Reconstructed proteomic map in umbilical blood for molecular processes putatively involved in the complicated fetal growth and development in patients with signs of T1DM, T2DM, and GDM. The metabolism of lipids is regulated by ligands of PPAR-α receptors targeting expression of apolipoproteins. In turn, FA through activation of PPAR-γ receptors and 9-cis-retinoic acid transported by APOM to RXR-receptors may regulate expression of PEPCK and AQ7 genes involved in gaining the gluconeogenesis and, consequently, enhance expression of glycogenic genes. Unlike the T2DM patients, when the increasing anaerobic glycolysis is prevalent, in T1DM patients, the origination of oxidative stress is partially evoked by the increased oxidative glycolysis rate. Both processes disbalance lipids metabolism and call insulin resistance in different ways. Impairments of lipids metabolism are also evinced in the growth of AFM abundance that transports vitamin E and lipophilic molecules under conditions of deficient lipids transport. Besides, AFM is positively regulated by ORM2, which is responded to the progression of inflammation conditions caused by the CP-enhanced oxidative stress and supported by the concomitant processes in the coagulation system.
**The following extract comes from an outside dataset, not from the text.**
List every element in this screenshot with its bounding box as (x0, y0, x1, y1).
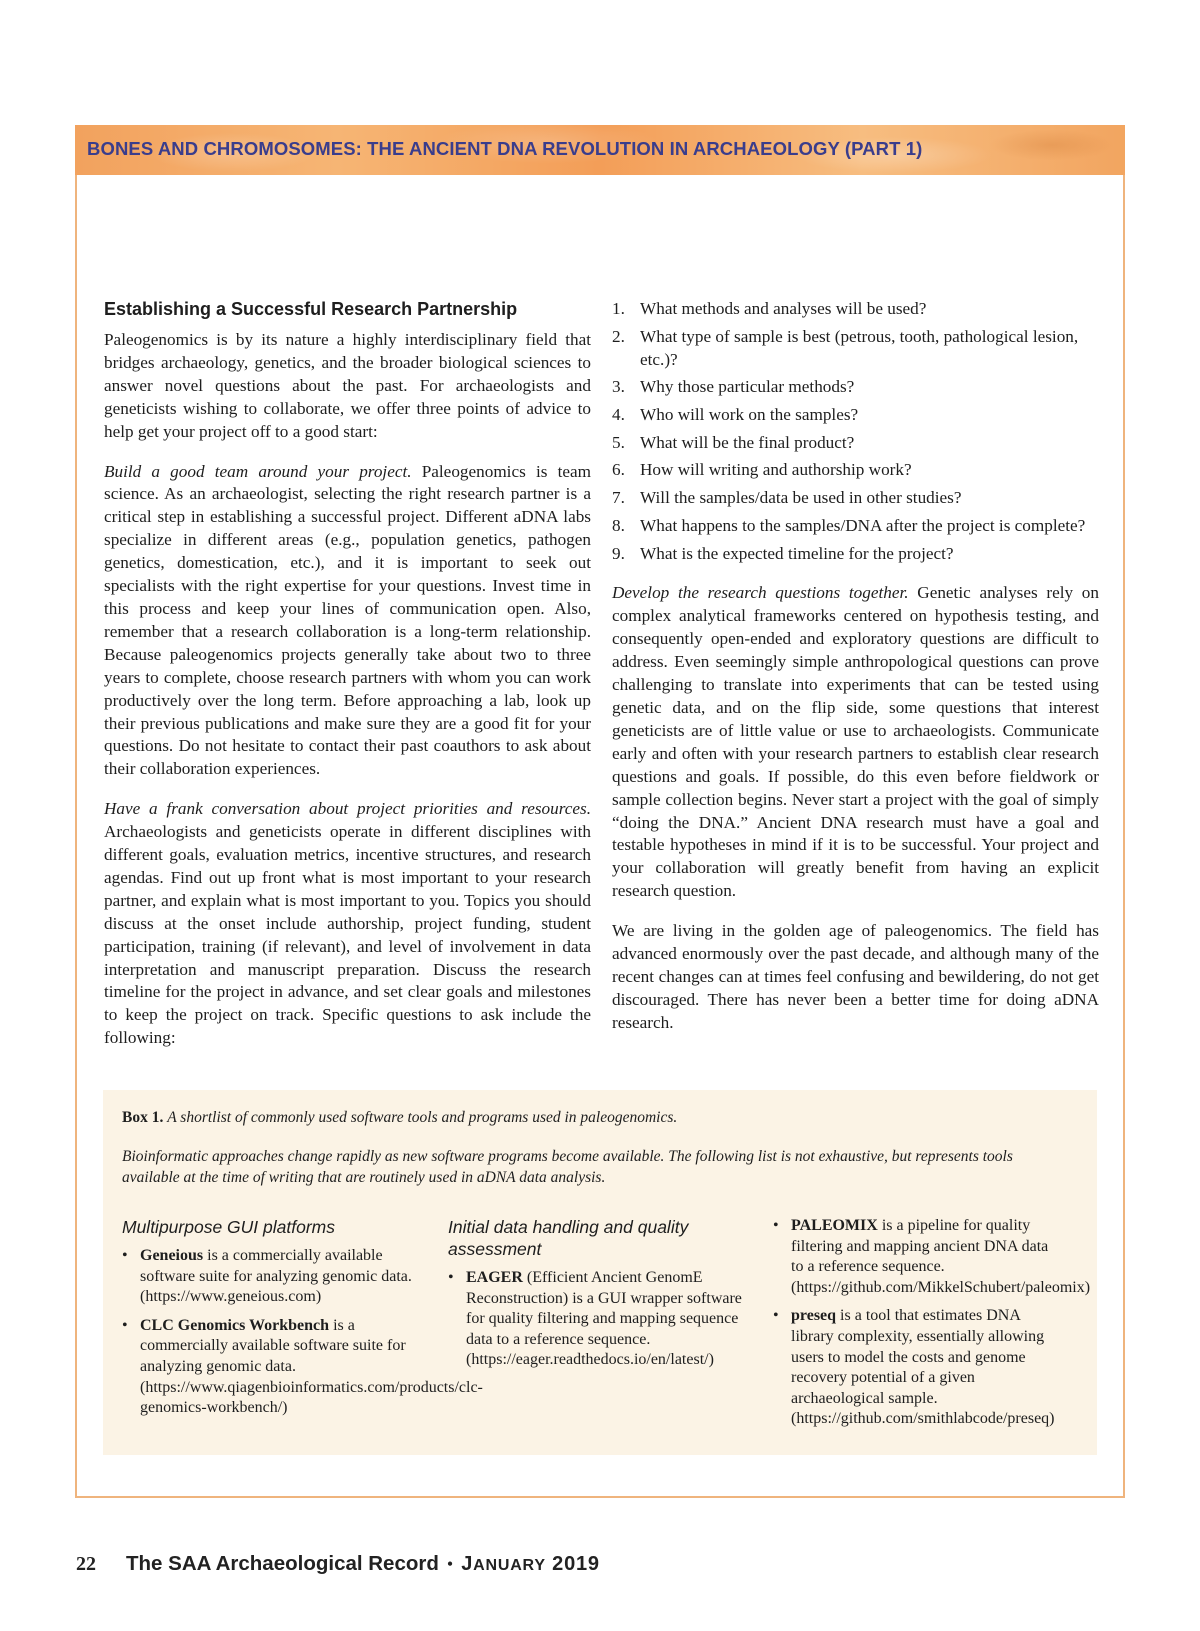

In hemostasis, KNG1 is increased, and concurrent action of PLG and HRG for binding with fibrin significantly retards fibrinolysis and enhances the risk of thrombi formation. Malfunction of hemostasis is also reflected in re-arrangements of the extracellular matrix which are accomplished through the functional complex FBLN1 and APOA1 mediating the activation of TGF-β signaling. Although estrogens negatively regulate APOD, its abundance is increased due to DHEA action on the PPAR receptors as a defense mechanism in response to oxidative stress supported by CP and complement system escalation.